Rarely will you encounter such a perfect normal probability distribution as the IQ test, but we can calculate z-scores to standardize (i.e., “normalize”) values for distributions that aren’t as normal as the IQ distribution.

Probability Theory: The Basics

PROBABILITY is a branch of mathematics that deals with the likelihood or chance of different outcomes occurring in uncertain situations.  It quantifies how likely an event is to happen and is expressed as a number between 0 and 1, where 0 indicates impossibility and 1 indicates certainty. 

Probabilities are important to understand because they give us predictive capabilities: probabilities are the closest thing we have to being able to predict the future.  Of course, this is not foolproof; there is always a chance that we are wrong, which is why we couch results/findings in terms of a 95% confidence interval and margin of error. 

Basic Law of Probability

“The BASIC LAW OF PROBABILITY . . . states the following: Given that all possible outcomes of a given event are equally likely, the probability of any specific outcome is equal to the ratio of the number of ways that that outcome could be achieved to the total number of ways that all possible outcomes can be achieved” (Meier, Brudney, and Bohte, 2011, p. 113).  This means that we can predict the outcome of a specific event as long as the likelihood of a given event is known.  For example:

  • the probability of getting heads with one coin flip is 1/2
  • the probability of getting three with one roll of a six-sided dice is 1/6
  • the probability of drawing the ace of spades from a deck of cards is 1/52
  • the probability of drawing an ace from a deck of cards is 1/13 (although there are 52 cards in a deck, there are four aces; to calculate the probability of drawing an ace from a deck of cards, you would divide 52 by four)
  • the probability of drawing a heart from a deck of 52 cards is 1/4 (this is because there are four suits in each deck of cards)

All of these examples involve probabilities of the occurrence of single events.  As you can see, the process of calculating these probabilities is pretty straightforward: you divide the number of times a specific outcome can occur by the total number of possible outcomes.

Probability P(A) of a Single Event A

P (A) = Number of favorable outcomes / Total number of possible outcomes

This gets a little more complicated as we factor in other events; the manner in which we would calculate the probability of an event occurring differs depending on whether we are looking at mutually exclusive events (i.e., events that cannot occur at the same time), non-mutually exclusive events (i.e., events that can occur at the same time), independent events (i.e., events in which the occurrence of one does not affect the occurrence of the other), an event occurring given the occurrence of a different event (i.e., the conditional probability), etc.  Nevertheless, while different equations are used to calculate probabilities in these situations, the basic law of probability still exists: the probability of an event occurring falls between 0 (“never occurs”) and 1 (“always occurs”), and calculating this probability is based on possible outcomes.
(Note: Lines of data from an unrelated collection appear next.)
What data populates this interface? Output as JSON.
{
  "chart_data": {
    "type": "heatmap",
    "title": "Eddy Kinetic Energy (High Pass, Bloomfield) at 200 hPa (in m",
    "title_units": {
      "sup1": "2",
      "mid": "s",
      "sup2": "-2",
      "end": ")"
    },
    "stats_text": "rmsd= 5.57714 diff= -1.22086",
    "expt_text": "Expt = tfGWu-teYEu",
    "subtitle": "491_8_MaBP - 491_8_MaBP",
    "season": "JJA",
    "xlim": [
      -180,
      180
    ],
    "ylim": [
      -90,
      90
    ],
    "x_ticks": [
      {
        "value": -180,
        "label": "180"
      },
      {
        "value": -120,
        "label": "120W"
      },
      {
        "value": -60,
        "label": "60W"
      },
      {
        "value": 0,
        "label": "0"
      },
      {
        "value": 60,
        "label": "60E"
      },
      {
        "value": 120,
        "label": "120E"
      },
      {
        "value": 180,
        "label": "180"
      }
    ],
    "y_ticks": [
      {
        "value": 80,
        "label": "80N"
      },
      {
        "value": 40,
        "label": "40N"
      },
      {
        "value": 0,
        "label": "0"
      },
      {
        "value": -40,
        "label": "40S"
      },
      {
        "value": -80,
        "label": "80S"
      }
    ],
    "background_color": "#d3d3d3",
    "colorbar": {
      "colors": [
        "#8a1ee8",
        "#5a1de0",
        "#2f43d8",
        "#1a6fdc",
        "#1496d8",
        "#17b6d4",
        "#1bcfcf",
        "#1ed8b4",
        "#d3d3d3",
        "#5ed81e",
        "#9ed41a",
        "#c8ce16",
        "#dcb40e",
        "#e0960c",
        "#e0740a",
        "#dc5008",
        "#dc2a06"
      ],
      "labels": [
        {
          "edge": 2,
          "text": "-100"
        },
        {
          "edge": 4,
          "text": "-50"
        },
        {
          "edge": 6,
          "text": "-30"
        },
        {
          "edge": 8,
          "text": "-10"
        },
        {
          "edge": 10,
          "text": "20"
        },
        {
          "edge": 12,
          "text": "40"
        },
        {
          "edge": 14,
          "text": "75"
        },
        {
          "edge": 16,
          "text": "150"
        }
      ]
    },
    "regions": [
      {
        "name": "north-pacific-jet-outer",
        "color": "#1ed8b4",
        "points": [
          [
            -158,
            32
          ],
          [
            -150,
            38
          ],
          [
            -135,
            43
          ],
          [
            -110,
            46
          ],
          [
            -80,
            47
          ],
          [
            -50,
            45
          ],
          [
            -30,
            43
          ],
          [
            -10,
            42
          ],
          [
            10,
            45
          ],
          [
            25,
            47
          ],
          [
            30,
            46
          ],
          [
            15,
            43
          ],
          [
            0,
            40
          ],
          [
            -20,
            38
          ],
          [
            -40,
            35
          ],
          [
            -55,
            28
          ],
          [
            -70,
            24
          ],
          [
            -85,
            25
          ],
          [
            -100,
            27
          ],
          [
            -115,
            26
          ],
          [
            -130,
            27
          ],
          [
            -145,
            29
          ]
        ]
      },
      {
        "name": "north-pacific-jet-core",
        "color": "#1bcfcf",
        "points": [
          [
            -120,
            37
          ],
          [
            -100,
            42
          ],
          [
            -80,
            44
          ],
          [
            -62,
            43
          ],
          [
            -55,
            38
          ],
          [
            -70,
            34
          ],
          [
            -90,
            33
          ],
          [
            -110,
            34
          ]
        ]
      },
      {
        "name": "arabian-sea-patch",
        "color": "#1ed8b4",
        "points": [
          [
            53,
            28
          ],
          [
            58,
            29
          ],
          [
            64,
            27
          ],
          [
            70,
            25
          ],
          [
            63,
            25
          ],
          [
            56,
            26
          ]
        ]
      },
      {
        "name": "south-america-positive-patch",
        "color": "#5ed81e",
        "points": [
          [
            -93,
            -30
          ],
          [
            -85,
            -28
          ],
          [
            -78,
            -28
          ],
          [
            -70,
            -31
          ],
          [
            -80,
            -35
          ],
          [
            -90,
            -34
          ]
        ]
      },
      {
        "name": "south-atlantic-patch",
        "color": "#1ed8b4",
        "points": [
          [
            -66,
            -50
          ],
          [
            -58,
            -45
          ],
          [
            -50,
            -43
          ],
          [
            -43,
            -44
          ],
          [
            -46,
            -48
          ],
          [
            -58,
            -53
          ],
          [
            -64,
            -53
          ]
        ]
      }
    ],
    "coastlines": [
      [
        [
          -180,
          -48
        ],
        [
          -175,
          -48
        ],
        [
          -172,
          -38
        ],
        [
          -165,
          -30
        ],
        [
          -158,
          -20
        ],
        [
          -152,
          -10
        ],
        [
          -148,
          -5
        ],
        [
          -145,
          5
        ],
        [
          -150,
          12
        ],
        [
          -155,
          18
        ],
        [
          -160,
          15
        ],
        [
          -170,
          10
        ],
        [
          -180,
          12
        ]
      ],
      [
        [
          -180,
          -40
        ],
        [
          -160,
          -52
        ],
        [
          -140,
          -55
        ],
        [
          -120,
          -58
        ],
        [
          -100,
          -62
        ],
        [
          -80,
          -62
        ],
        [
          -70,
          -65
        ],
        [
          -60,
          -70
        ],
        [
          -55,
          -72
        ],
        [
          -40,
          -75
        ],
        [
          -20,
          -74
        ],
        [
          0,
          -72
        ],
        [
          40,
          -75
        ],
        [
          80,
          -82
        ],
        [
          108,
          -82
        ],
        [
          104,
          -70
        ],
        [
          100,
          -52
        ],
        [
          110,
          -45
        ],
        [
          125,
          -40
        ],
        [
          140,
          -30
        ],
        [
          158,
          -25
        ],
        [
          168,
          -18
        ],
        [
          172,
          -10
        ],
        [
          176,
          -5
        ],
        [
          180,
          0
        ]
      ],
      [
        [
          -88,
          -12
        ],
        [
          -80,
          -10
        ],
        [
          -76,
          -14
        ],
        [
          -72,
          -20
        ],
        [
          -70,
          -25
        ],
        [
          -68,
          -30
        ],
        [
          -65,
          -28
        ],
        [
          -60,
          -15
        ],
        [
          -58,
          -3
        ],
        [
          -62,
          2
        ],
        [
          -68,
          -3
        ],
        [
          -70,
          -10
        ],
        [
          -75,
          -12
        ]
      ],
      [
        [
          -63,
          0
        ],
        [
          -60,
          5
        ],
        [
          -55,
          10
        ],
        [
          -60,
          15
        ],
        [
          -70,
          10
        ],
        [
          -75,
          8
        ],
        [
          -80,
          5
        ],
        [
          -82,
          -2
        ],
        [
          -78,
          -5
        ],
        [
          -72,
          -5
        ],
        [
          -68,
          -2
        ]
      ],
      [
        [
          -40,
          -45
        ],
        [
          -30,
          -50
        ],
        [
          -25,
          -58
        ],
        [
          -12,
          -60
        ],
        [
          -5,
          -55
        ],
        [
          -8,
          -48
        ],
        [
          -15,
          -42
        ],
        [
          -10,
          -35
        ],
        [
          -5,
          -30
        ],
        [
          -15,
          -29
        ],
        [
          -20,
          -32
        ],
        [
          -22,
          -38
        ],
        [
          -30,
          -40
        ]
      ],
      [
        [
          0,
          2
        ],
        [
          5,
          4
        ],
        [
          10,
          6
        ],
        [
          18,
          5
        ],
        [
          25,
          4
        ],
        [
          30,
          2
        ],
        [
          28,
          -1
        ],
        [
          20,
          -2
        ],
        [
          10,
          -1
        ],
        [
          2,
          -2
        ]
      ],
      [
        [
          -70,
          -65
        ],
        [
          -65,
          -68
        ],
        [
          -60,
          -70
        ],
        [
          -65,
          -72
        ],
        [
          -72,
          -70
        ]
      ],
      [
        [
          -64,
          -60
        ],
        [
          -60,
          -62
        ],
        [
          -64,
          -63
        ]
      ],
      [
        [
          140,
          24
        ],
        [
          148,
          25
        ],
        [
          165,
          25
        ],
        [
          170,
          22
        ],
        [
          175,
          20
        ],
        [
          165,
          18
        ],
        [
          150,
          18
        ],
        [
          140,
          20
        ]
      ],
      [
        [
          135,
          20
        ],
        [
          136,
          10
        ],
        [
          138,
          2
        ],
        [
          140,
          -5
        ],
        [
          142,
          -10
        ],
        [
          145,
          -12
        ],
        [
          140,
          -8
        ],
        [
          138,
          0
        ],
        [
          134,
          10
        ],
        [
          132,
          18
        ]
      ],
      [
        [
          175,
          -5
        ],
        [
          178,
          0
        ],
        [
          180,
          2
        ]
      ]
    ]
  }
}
A Priori and Posterior Probabilities 

A PRIORI PROBABILITIES are initial probabilities of an event based on existing knowledge, theory, or general reasoning about the event.  Everything we have discussed thus far are a priori probabilities, because we know the possible outcomes of a coin flip, die roll, or card draw.  By contrast, POSTERIOR PROBABILITIES are probabilities of an event after new evidence or information is taken into account.  A classic example of posterior probability is the Monty Hall problem.  Posterior probabilities are often calculated using BAYES’ THEOREM, which combines the prior probability with the likelihood of new evidence or information.  Frequency distributions provide the empirical data needed to estimate the probabilities used in Bayes’ theorem.